Kural/inatlaşma konusunu bu şekilde çözüme kavuşturduktan sonra başka önemli bir genel yanlıştan bahsetti: temizlik/pislik takıntısı! Eğer siz de çocuğunuzun elini/ağzını her kirlendiğinde hemen silen ailelerdenseniz, bir daha düşünün! Sürekli temizlik ve pislik vurgusu çocuklarda obsesiviteye kadar gidiyormuş. Yemek sonuna (ya da kirletici ne aktivite yapıyorsa onun sonuna) kadar ağız/el silmeyip hatta üzerindeki kirli giysileri bile anında değiştirmemekte yarar varmış. Çocuklara kirlenme özgürlüğü yani!
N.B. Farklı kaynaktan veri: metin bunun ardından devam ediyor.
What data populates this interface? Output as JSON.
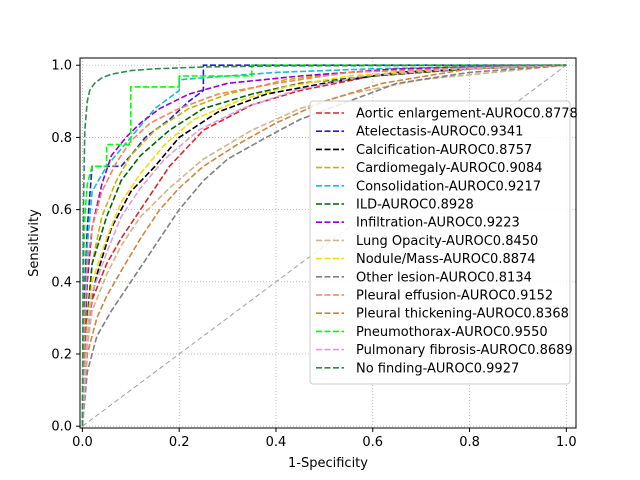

Ben -biraz da tembelliğimden- Çınar'ın ağzını yemek bitince silerdim (bkz. alttaki resimler). Bakıcısı ise benim tam tersim, yemek bulaştığı anda bez yıkanıp ağız/el siliniyor! Son zamanlarda Çınar eline su bile değse "aaaaggghhhh" diye gösterir olmuştu. Biz de "ehehehe, pek titiz canııım, dur hemen silelim" diye fazla üzerinde durmuyorduk. Yanlış yapıyormuşuz. Zaten ananesi ve sevgilisi Gülcan Abla yüzünden tüm temizlik araç-gereçlerine düşkün, titiz bir erkek çocuk oldu, bir de takıntılı olacakmış az kalmış :) Neyse, bu vesileyle olaya erken müdahale etme şansımız oldu. Şimdi eli kirlenip de bize gösterdiğinde, gayet sakince "N'olmuş? Elin yemek/boya mı olmuş? Olsun, sen ye/oyna şimdi, sonra temizleriz" diyoruz. Bir süre eline dikkatlice baktıktan sonra ikna oluyor...
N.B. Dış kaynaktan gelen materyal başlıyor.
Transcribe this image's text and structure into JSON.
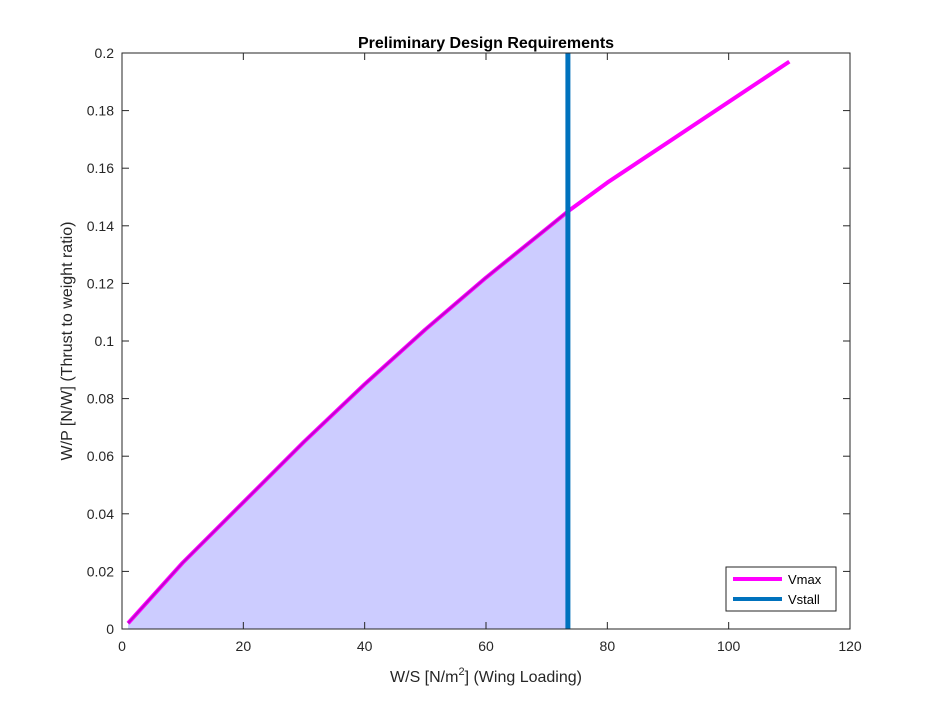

Sakince demişken, kontrollü anne-baba-bakıcı-anane-dede-babane olmak da meğer ne kadar önemliymiş! Bizi korkutacak/üzecek/kendine zarar verecek bir şey yaptığında bazen elimizde olmadan aşırı tepki verebiliyoruz ya, bu genelde çocuğun o hareketi pekiştirmesine ve oyun haline getirmesine neden oluyormuş (gerçi bunu hepimiz biliyorduk). Mesela kusmaya verilen tepki. Bunu az çok bildiğim için Çınar ilk diş çıkarmaya ve de kusmaya başladığı günden bu yana kustuğunda pek renk vermemeye çalışıyorum. Bazen iş zıvanadan çıkınca -ben de insanım tabii- ben de zıvanadan çıkabiliyorum ama, özellikle son zamanlarda, sakinim. Öğürünce falan pek oralı olmuyorum, tabii boğazına gerçekten takıldıysa kusuyor! Ama beni denemek için yapıyorsa, vaz geçiyor. Bu çok ilginç (ya da tam tersine, beklenen de olabilir), kim kusmasına büyük tepkiler veriyorsa, ya da kusmasından daha çok tedirgin oluyorsa, o yemek yedirirken daha çok kusuyor. Yalnızca kusma için değil, her tür "sınır denemesi" için geçerli bu sakin olma durumu... Bir de, çocuk tehlikedeyken sakin olma gerekliliği var, ki bu daha da önemli! Çocuk zaten korkmuşken anne-babanın-ilgilenen kişinin aşırı heyecanlı tepkisi çocukta şok etkisi yaratabilir, istenmeyen bir sürü şeye (konuşma zorluğu, kekemelik, vb) yol açabilirmiş. Bir annenin davranışını örnek verdi pedagog. Çocuk müzik setiyle oynarken birden sesi sonuna kadar açmış ve kilitlenip kalmış. Çocuğu kurtaran ise annenin "çok mu açıldı müziğin sesi, gel kapatalım. Bak bu ses düğmesi, açıyoruuuz, kapatıyoruuuuz" diyerek durumu sakince kontrol altına olması olmuş! Yani efendim, durum ne kadar kötü olursa olsun ne yapıyoruz? Sakin ve kontrollü davranıyoruz! Şu noktada itiraf edebilirim ki, anne-baba olmak insan üstü bir çaba gerektiriyormuş :)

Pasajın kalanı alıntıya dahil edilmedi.